If the deal is approved, they would create a top-ten chip maker and embedded processor giant with more than $10 billion in combined revenues.

The deal would make the two companies the world’s ninth largest chip maker. It would leapfrog competitors STMicroelectronics and Renesas at $7 billion each and approach Texas Instruments at $12 billion, according to figures from IC Insights.

The deal comes at a time of rapid consolidation as the semiconductor industry generally lumbers to single-digit growth rates. For its part, Freescale still carries significant debt but returned to profitability last year as it struggles toward a goal of 50% gross margins.

In a smaller but similar deal announced in December, Cypress bid $4 billion to acquire Spansion. A year earlier, Avago bid $6.6 billion for LSI, then sold part of the company to Intel.

For their part, NXP and Freescale stuck a definitive agreement for a deal they valued at $40 billion.
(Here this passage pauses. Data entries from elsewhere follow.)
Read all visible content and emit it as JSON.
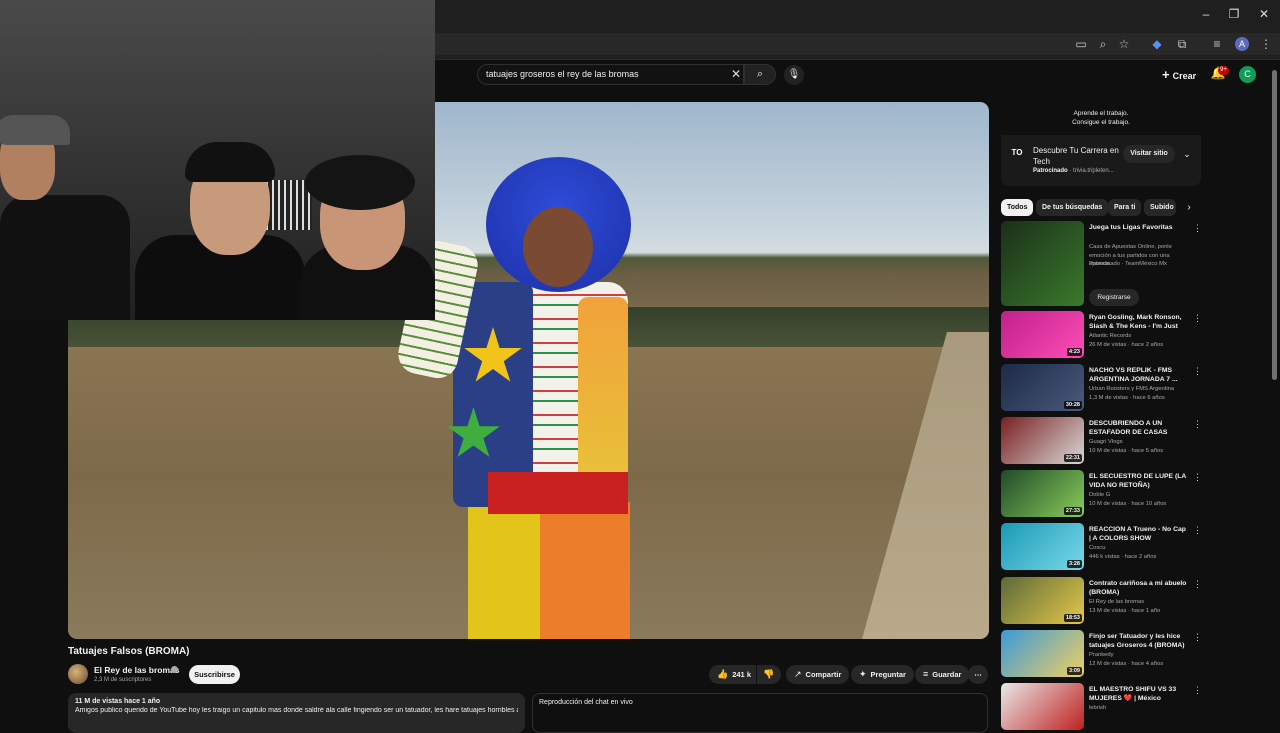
{
  "search": {
    "query": "tatuajes groseros el rey de las bromas"
  },
  "header": {
    "create_label": "Crear",
    "notif_count": "9+",
    "avatar_letter": "C",
    "profile_letter": "A"
  },
  "video": {
    "title": "Tatuajes Falsos (BROMA)",
    "channel": "El Rey de las bromas",
    "subscribers": "2,3 M de suscriptores",
    "subscribe_label": "Suscribirse",
    "likes": "241 k",
    "share_label": "Compartir",
    "ask_label": "Preguntar",
    "save_label": "Guardar"
  },
  "description": {
    "meta": "11 M de vistas  hace 1 año",
    "text": "Amigos publico querido de YouTube hoy les traigo un capitulo mas donde saldré ala calle fingiendo ser un tatuador, les hare tatuajes horribles a"
  },
  "chat": {
    "label": "Reproducción del chat en vivo"
  },
  "ad": {
    "top_line1": "Aprende el trabajo.",
    "top_line2": "Consigue el trabajo.",
    "logo": "TO",
    "title": "Descubre Tu Carrera en Tech",
    "sponsored": "Patrocinado",
    "domain": "· trivia.tripleten...",
    "visit_label": "Visitar sitio"
  },
  "chips": [
    "Todos",
    "De tus búsquedas",
    "Para ti",
    "Subido"
  ],
  "recs": [
    {
      "title": "Juega tus Ligas Favoritas",
      "channel": "Casa de Apuestas Online, ponle emoción a tus partidos con una apuesta.",
      "meta": "Patrocinado · TeamMéxico Mx",
      "duration": "",
      "button": "Registrarse",
      "thumb": [
        "#1b2f1b",
        "#3a7a2a"
      ]
    },
    {
      "title": "Ryan Gosling, Mark Ronson, Slash & The Kens - I'm Just Ke...",
      "channel": "Atlantic Records",
      "meta": "26 M de vistas · hace 2 años",
      "duration": "4:23",
      "thumb": [
        "#c0208a",
        "#ff4db8"
      ]
    },
    {
      "title": "NACHO VS REPLIK - FMS ARGENTINA JORNADA 7 ...",
      "channel": "Urban Roosters y FMS Argentina",
      "meta": "1,3 M de vistas · hace 6 años",
      "duration": "30:28",
      "thumb": [
        "#1d2a4a",
        "#4a5a7a"
      ]
    },
    {
      "title": "DESCUBRIENDO A UN ESTAFADOR DE CASAS",
      "channel": "Guagri Vlogs",
      "meta": "10 M de vistas · hace 5 años",
      "duration": "22:31",
      "thumb": [
        "#7a1f1f",
        "#d9d9d9"
      ]
    },
    {
      "title": "EL SECUESTRO DE LUPE (LA VIDA NO RETOÑA)",
      "channel": "Doble G",
      "meta": "10 M de vistas · hace 10 años",
      "duration": "27:33",
      "thumb": [
        "#1f4a2a",
        "#8acc5a"
      ]
    },
    {
      "title": "REACCION A Trueno - No Cap | A COLORS SHOW",
      "channel": "Coscu",
      "meta": "446 k vistas · hace 2 años",
      "duration": "3:28",
      "thumb": [
        "#1a9ab5",
        "#7ad8ea"
      ]
    },
    {
      "title": "Contrato cariñosa a mi abuelo (BROMA)",
      "channel": "El Rey de las bromas",
      "meta": "13 M de vistas · hace 1 año",
      "duration": "18:53",
      "thumb": [
        "#5a6a3a",
        "#e6c84a"
      ]
    },
    {
      "title": "Finjo ser Tatuador y les hice tatuajes Groseros 4 (BROMA)",
      "channel": "Prankedy",
      "meta": "12 M de vistas · hace 4 años",
      "duration": "3:09",
      "thumb": [
        "#3a9ad8",
        "#f0d060"
      ]
    },
    {
      "title": "EL MAESTRO SHIFU VS 33 MUJERES ❤️ | México",
      "channel": "lebrish",
      "meta": "",
      "duration": "",
      "thumb": [
        "#e8e8e8",
        "#c02020"
      ]
    }
  ]
}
They claim the combination would make them the largest supplier of automotive chips and general-purpose microcontrollers.

Richard Clemmer, NXP’s chief executive and proposed CEO of the combined company, called the merged company “a leader in high performance mixed signal solutions…We fully expect to continue to significantly out-grow the overall market, drive world-class profitability and generate even more cash, which taken together will maximize value for both Freescale and NXP shareholders,” said Clemmer in a press statement.

NXP said the deal would add to the company’s non-GAAP earnings and non-GAAP free cash flow. NXP anticipates achieving cost savings of $200 million in the first full year after closing the transaction, eventually expanding to $500 million of annual cost savings.

The cost cuts are relatively small for a merger of this size, suggesting any planned layoffs could be relatively small. Presumably competing business units that support overlapping ARM-based microcontrollers would be among those targeted for cuts.

The companies scheduled a Monday morning conference call to describe the deal to analysts.

Under the terms of the agreement, Freescale shareholders will receive $6.25 in cash and 0.3521 of an NXP ordinary share for each Freescale common share held at the close of the transaction. The purchase price implies a total equity value for Freescale of approximately $11.8 billion based on NXP’s closing stock price as of February 27, 2015, the press statement said.

The transaction is expected to close in the second half of calendar 2015. NXP intends to fund the transaction with $1.0 billion of cash from its balance sheet, $1.0 billion of new debt and approximately 115 million NXP ordinary shares. Post transaction, Freescale shareholders will own approximately 32 percent of the combined company.

The transaction has been unanimously approved by the boards of directors of both companies and is subject to regulatory approvals as well as the approval of NXP and Freescale shareholders.